Whether it is Vijayaraghavan from Srivilliputtur, G. Aruna and Madan from Madurai, or Asghar Khalid, Saravanan, Thirumanickaraj, Maharajan, Mohammed Rafi, their stories are similar. A plus-two qualification, humble background, which makes them greatly value their stipend and save diligently to send money home. They study 12 hours a day, six days a week, and “would come in even on Sundays because of the comfortable air conditioned office, food, etc, but I insist they should take one day’s break”, says Vembu.

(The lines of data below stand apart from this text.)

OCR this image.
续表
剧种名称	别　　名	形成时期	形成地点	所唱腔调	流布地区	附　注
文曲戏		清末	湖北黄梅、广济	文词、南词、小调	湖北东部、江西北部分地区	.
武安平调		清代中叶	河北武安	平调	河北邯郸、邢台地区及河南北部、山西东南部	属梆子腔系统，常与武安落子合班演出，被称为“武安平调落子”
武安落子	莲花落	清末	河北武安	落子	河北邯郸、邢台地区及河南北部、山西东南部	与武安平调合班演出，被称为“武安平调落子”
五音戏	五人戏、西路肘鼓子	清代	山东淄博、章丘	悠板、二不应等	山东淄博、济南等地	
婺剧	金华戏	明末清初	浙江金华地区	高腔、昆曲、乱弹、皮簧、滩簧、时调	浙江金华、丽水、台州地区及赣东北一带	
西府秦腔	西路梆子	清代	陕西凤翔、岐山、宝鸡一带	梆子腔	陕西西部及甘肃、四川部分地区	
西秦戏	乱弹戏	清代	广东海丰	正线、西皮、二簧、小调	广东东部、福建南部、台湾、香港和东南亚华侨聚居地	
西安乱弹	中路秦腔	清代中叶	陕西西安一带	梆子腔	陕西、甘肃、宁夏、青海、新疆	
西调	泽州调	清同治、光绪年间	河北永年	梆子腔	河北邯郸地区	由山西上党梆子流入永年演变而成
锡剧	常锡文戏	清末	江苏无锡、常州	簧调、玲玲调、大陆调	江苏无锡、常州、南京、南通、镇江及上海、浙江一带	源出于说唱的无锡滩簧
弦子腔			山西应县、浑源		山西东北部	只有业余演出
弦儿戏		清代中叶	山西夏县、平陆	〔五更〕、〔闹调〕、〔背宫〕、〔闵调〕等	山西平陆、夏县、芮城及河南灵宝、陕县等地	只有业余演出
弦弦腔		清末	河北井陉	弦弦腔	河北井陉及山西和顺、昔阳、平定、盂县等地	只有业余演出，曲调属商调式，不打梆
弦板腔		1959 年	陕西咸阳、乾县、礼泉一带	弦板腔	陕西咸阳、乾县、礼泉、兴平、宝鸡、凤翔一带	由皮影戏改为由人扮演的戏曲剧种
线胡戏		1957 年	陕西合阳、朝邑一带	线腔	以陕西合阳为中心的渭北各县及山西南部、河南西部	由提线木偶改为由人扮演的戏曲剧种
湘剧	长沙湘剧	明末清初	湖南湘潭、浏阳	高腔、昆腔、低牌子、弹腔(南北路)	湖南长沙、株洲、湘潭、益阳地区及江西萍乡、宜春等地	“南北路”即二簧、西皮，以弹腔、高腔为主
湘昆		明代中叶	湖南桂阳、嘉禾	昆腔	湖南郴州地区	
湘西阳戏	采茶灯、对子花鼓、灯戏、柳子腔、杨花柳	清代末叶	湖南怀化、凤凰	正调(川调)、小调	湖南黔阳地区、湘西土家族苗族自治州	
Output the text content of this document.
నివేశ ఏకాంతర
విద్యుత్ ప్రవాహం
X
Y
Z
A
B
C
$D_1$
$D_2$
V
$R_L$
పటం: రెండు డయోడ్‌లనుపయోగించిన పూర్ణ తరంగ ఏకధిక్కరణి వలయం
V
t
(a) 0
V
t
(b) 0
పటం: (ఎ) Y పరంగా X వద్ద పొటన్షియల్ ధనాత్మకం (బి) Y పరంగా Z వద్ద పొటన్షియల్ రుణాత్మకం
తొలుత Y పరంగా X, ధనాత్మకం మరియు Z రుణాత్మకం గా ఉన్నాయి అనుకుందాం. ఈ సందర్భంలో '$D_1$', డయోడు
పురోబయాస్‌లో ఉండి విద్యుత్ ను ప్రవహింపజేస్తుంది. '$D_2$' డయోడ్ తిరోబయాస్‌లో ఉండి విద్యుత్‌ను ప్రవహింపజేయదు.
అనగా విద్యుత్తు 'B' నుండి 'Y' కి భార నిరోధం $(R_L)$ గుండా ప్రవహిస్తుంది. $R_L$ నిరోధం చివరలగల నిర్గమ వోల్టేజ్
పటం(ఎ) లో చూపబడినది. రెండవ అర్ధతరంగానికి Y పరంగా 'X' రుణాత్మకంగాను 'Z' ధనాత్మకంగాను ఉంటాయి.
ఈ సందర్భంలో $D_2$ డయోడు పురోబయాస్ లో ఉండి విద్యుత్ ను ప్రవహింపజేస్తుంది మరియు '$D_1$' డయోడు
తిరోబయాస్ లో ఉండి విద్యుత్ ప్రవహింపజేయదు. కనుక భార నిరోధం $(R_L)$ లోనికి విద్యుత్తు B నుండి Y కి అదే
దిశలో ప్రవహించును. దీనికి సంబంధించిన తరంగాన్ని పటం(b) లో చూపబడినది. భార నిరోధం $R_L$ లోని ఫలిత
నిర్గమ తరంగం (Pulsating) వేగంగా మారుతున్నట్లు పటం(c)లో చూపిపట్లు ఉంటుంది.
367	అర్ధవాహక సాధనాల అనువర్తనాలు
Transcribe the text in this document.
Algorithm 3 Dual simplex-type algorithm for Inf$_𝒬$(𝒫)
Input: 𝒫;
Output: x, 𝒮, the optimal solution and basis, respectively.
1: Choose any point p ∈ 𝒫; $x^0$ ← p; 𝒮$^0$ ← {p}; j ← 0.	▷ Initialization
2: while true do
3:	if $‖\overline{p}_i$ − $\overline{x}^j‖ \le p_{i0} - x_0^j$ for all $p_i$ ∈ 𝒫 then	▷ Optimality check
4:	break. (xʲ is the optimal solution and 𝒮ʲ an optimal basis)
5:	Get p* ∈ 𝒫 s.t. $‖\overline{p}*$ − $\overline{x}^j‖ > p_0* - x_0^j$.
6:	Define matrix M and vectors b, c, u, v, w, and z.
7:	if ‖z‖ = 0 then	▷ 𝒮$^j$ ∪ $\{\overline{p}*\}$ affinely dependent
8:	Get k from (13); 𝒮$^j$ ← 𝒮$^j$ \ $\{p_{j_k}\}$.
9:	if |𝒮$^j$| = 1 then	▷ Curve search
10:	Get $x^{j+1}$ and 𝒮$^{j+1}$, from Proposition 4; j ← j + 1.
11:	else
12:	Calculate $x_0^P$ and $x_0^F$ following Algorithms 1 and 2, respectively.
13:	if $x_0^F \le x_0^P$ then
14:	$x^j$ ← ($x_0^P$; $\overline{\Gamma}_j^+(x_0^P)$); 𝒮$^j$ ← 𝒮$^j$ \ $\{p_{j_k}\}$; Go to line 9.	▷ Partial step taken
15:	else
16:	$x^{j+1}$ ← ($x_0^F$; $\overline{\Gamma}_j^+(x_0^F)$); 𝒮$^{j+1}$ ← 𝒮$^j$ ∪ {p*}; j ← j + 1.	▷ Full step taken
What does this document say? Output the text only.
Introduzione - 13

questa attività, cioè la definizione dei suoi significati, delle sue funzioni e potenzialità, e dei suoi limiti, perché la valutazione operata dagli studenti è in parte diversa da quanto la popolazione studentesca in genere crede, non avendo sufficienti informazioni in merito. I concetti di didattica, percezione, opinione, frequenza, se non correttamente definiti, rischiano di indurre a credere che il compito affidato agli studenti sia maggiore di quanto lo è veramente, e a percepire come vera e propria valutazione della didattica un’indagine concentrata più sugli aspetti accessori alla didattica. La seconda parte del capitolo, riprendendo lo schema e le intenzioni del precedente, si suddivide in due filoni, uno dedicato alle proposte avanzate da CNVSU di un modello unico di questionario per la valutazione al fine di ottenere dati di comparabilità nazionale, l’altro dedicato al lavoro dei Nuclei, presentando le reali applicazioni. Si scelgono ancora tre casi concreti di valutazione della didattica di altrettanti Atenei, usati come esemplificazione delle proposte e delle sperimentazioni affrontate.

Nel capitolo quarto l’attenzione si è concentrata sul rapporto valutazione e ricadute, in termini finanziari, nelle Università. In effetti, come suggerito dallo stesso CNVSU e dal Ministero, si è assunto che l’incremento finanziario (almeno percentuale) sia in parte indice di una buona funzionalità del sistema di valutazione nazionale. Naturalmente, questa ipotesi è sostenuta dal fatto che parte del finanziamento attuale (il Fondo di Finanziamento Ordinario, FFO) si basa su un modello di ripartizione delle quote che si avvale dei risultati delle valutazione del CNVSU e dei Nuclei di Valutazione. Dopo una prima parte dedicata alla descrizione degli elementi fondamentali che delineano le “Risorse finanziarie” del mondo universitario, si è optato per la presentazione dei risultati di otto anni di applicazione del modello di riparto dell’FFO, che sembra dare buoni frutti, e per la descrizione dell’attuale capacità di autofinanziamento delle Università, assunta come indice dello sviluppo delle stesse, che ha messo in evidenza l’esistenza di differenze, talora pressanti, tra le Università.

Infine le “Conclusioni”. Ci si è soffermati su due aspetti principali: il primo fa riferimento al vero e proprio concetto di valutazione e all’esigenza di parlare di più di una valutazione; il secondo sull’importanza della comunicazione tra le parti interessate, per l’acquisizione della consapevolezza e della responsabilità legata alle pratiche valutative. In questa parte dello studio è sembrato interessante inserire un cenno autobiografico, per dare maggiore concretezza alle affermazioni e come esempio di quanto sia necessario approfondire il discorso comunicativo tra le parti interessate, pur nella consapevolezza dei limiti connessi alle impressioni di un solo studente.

All of them are cheerful, crack jokes, aren’t daunted at all either by their CEO or the visiting journalist, least of all their professor, who responds to my comment on the few girls in the class thus: “They cheated me; they are practising for a dance show. I gave them an hour’s permission but they are missing from the morning.”

Selection process

Vembu explains that qualifying for the university isn’t that easy. “We screen 60,000 Std XII students to select 60. It is basic intelligence, some math skill, abstract pattern matching and an aptitude for hard work. Some — about 10 per cent — can’t manage, and drop out.

Out of the blue he pulls out a pad and dares me to solve a math problem… 7 1/4-3 5/8. The entire class bursts out laughing, Prof Rajendran says “It’s fractions, she can’t do it; but it’s okay.” I struggle for a minute and give the answer. Says Vembu, “You got it, and ought to be proud. When a poor girl cried after failing to solve this and wasn’t selected, I was troubled and gave this to my staff, including senior programmers. About 25 per cent failed, in our offices in India, Japan and China.”

I leave comforted by the lofty thought that I could have become a software writer too!